Sniffing Out Danger

Otto Gregory and student looking at Digital Dog Nose bomb detection device
Otto Gregory and junior chemical engineering major Alyssa Kelly examine the "Digital Dog Nose" bomb detection device.

It’s the size of a toolbox, and just as sturdy. It’s lightweight and even has a handle so it can be carried—quickly, if necessary—to different locations.

And if all goes as planned, the “Digital Dog Nose,” created by Otto Gregory, professor of chemical engineering, could soon be placed at subway stations, train stations, airports, and ports to detect bombs.

“We’ve made great progress on the project, and now we’re ready to get the word out,” says Gregory, whose work is funded by the U.S. Department of Homeland Security. “We’ve turned a corner with these latest developments. I’m very excited about the future of the product. We’re trying to make life safer for people throughout the world.”

Two years ago, Gregory and his students created a sensor to detect explosives commonly used by terrorists. One of the explosives is triacetone triperoxide, or TATP, which was used by terrorists in the Paris and Brussels attacks several years ago. Terrorists use TATP because it is easy to make with chemicals that can be purchased at pharmacies and hardware stores without attracting attention. Only small amounts are needed to cause large explosions.

The prototype was able to detect explosives at very low concentrations, as low as one molecule of an explosive in a billion molecules of air.

Gregory’s research goal is to find a way to detect the explosives’ vapors before the bomb detonates, launching quick evacuations and saving lives. The device is also significant because it works continuously—unlike bomb-sniffing dogs that can get tired.

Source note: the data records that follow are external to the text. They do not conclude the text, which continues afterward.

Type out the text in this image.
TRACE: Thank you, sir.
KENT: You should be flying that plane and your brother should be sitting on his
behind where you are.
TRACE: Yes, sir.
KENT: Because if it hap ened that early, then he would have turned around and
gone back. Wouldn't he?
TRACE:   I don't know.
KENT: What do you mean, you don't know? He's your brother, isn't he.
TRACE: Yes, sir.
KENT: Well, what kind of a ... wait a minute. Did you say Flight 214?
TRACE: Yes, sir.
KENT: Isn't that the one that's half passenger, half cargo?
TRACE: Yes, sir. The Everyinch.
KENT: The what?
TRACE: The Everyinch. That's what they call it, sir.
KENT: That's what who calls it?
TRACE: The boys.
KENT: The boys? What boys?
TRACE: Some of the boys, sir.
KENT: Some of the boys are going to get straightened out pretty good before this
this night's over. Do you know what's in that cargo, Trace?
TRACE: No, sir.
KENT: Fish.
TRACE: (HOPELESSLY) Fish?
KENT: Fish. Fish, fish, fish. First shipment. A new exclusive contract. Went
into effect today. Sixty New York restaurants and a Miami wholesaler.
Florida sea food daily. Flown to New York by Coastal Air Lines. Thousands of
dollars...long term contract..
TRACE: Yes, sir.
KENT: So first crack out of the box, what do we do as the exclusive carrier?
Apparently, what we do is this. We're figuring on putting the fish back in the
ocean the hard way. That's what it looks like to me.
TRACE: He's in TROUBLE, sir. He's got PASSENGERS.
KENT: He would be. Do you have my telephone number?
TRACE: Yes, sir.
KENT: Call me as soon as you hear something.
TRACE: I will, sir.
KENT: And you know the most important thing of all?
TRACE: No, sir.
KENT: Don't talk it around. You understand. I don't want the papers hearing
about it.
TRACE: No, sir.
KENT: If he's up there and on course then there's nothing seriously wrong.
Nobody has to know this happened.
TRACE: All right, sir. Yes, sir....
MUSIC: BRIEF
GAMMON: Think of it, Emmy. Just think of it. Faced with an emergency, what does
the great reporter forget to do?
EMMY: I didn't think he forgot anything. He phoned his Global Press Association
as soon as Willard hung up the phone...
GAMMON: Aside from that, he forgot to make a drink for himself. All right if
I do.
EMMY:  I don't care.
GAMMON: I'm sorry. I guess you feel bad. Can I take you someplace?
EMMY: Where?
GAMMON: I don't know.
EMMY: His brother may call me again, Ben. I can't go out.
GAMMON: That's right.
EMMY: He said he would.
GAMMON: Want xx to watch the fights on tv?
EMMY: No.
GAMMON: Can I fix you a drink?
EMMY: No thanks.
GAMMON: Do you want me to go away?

The sensor Gregory created two years ago works by detecting the decomposition of nearby explosive molecules, triggering an alarm in the device. Back then, the sensor was in its early stages, mostly used for experiments in Gregory’s “Sensors and Surface Technology” laboratory on campus.

Over the last 15 months, Gregory and his students have been working intensely on the project and completed a prototype in the summer. The team tested the prototype at the Naval Research Laboratory in Washington, D.C., in July, and in August at Rapiscan Systems in Andover, Mass., one of the top detection system manufacturers in the world.

“The testing exceeded our expectations,” says Andrew Rossi, who is pursuing his master’s degree in chemical engineering. “Both groups were impressed with our results. The prototype works—and works well.”

During the field trials, the prototype sucked in air contaminated with explosive molecules. Once the molecules hit the sensor, they broke apart and released heat, which, in turn, set off the sensor’s alarm.

The prototype was able to detect explosives at very low concentrations, as low as one molecule of an explosive in a billion molecules of air. “That’s amazing to us,” says Rossi. “The lower we can go, the less likelihood terrorists are going to get by security.”

The next step is to make the prototype as small as a cell phone. The team is also reaching out to partners to market the product and to federal agencies involved with national security.